In the submission script, we specify the following:

  • --job-name: name of the job to appear in the queue.
  • --time: maximum runtime for the job in hh:mm:ss format.
  • --partition: the partition to run the job on.
  • --output: specifies the name of the standard output file.
  • --error: specifies the name of the standard error file.
  • --ntasks: specifies the number of tasks the job will use.
  • --cpus-per-task: specifies the number of CPUs per task.
  • --mem: specifies the amount of memory to allocate for the job.

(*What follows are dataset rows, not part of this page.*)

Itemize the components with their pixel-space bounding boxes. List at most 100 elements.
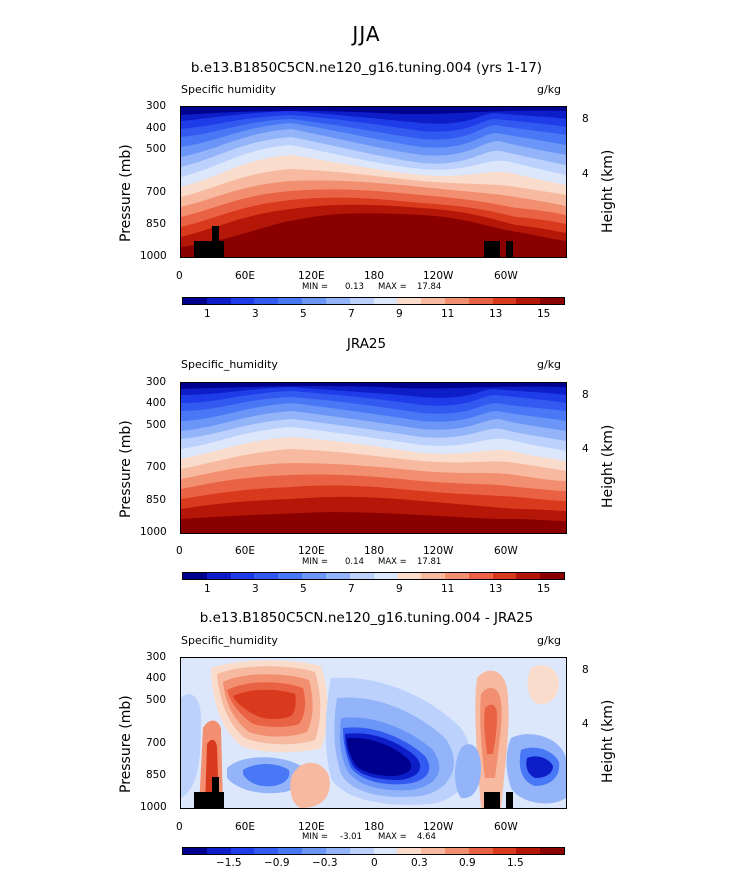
panel-3-ytick: 1000 xyxy=(140,801,167,813)
colorbar-swatch xyxy=(373,848,398,854)
panel-1-cbar-label: 7 xyxy=(348,308,355,320)
colorbar-swatch xyxy=(278,848,303,854)
panel-2-ytick: 700 xyxy=(146,461,167,473)
colorbar-swatch xyxy=(254,298,279,304)
colorbar-swatch xyxy=(421,573,445,579)
colorbar-swatch xyxy=(468,573,493,579)
panel-1-ytick: 700 xyxy=(146,186,167,198)
panel-2-ytick-right: 4 xyxy=(582,443,589,455)
panel-3-units-label: g/kg xyxy=(537,634,562,647)
panel-1-ytick: 500 xyxy=(146,143,167,155)
panel-2-cbar-label: 3 xyxy=(252,583,259,595)
panel-1-cbar-label: 13 xyxy=(489,308,503,320)
panel-1-xtick: 120W xyxy=(423,270,454,282)
colorbar-swatch xyxy=(421,848,445,854)
panel-1-ytick: 1000 xyxy=(140,250,167,262)
panel-2-ylabel-right: Height (km) xyxy=(600,424,616,508)
panel-3-cbar-label: 1.5 xyxy=(507,857,524,869)
colorbar-swatch xyxy=(254,848,279,854)
colorbar-swatch xyxy=(373,298,398,304)
panel-1-plot-area xyxy=(180,106,567,258)
colorbar-swatch xyxy=(183,298,207,304)
panel-1-ylabel: Pressure (mb) xyxy=(118,144,134,242)
panel-3-ytick-right: 8 xyxy=(582,664,589,676)
panel-1-cbar-label: 5 xyxy=(300,308,307,320)
panel-2-cbar-label: 11 xyxy=(441,583,455,595)
panel-2-max-label: MAX = xyxy=(378,557,407,567)
panel-2-cbar-label: 15 xyxy=(537,583,551,595)
panel-1-ytick: 300 xyxy=(146,100,167,112)
colorbar-swatch xyxy=(278,573,303,579)
panel-2-xtick: 120E xyxy=(298,545,325,557)
panel-3-contour xyxy=(181,658,566,808)
colorbar-swatch xyxy=(492,848,517,854)
panel-2-xtick: 180 xyxy=(364,545,385,557)
panel-2-contour xyxy=(181,383,566,533)
colorbar-swatch xyxy=(302,298,326,304)
panel-3-xtick: 60E xyxy=(235,821,255,833)
panel-3-ytick: 700 xyxy=(146,737,167,749)
panel-3-xtick: 120W xyxy=(423,821,454,833)
panel-1-xtick: 180 xyxy=(364,270,385,282)
colorbar-swatch xyxy=(540,298,564,304)
colorbar-swatch xyxy=(492,298,517,304)
colorbar-swatch xyxy=(397,848,422,854)
panel-2-xtick: 60W xyxy=(494,545,518,557)
panel-2-ytick: 400 xyxy=(146,397,167,409)
colorbar-swatch xyxy=(540,573,564,579)
panel-2-cbar-label: 13 xyxy=(489,583,503,595)
panel-3-xtick: 60W xyxy=(494,821,518,833)
panel-3-min-label: MIN = xyxy=(302,832,329,842)
panel-2-xtick: 60E xyxy=(235,545,255,557)
colorbar-swatch xyxy=(325,848,350,854)
panel-2-ytick: 500 xyxy=(146,419,167,431)
colorbar-swatch xyxy=(278,298,303,304)
panel-3-ytick: 400 xyxy=(146,672,167,684)
panel-3-max-value: 4.64 xyxy=(417,832,436,842)
colorbar-swatch xyxy=(230,848,255,854)
panel-3-min-value: -3.01 xyxy=(340,832,362,842)
panel-3-ylabel-right: Height (km) xyxy=(600,699,616,783)
colorbar-swatch xyxy=(492,573,517,579)
panel-1-ytick-right: 8 xyxy=(582,113,589,125)
panel-2-cbar-label: 7 xyxy=(348,583,355,595)
panel-1-max-label: MAX = xyxy=(378,282,407,292)
colorbar-swatch xyxy=(183,848,207,854)
panel-2-ytick-right: 8 xyxy=(582,389,589,401)
panel-2-cbar-label: 5 xyxy=(300,583,307,595)
panel-2-cbar-label: 1 xyxy=(204,583,211,595)
panel-3-colorbar xyxy=(182,847,565,855)
panel-1-xtick: 120E xyxy=(298,270,325,282)
panel-1-cbar-label: 3 xyxy=(252,308,259,320)
panel-2-min-label: MIN = xyxy=(302,557,329,567)
colorbar-swatch xyxy=(540,848,564,854)
colorbar-swatch xyxy=(444,848,469,854)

Submit the job to the queue using sbatch:

sbatch submit.sh

You can check the status of your job in the queue using squeue:

squeue -u <your_username>

Once the job is finished, you can check for the output files and see the contents of the standard output file using cat:

ls
cat _quicktest.out

The Gaussian output files (test0397.log, test0397.chk, etc.) will also be generated in the working directory. You can view the output file using the less command:

less test0397.log

Press q to Quit the less program

That's it! You have successfully submitted and run a Gaussian job on a HPC cluster using Slurm.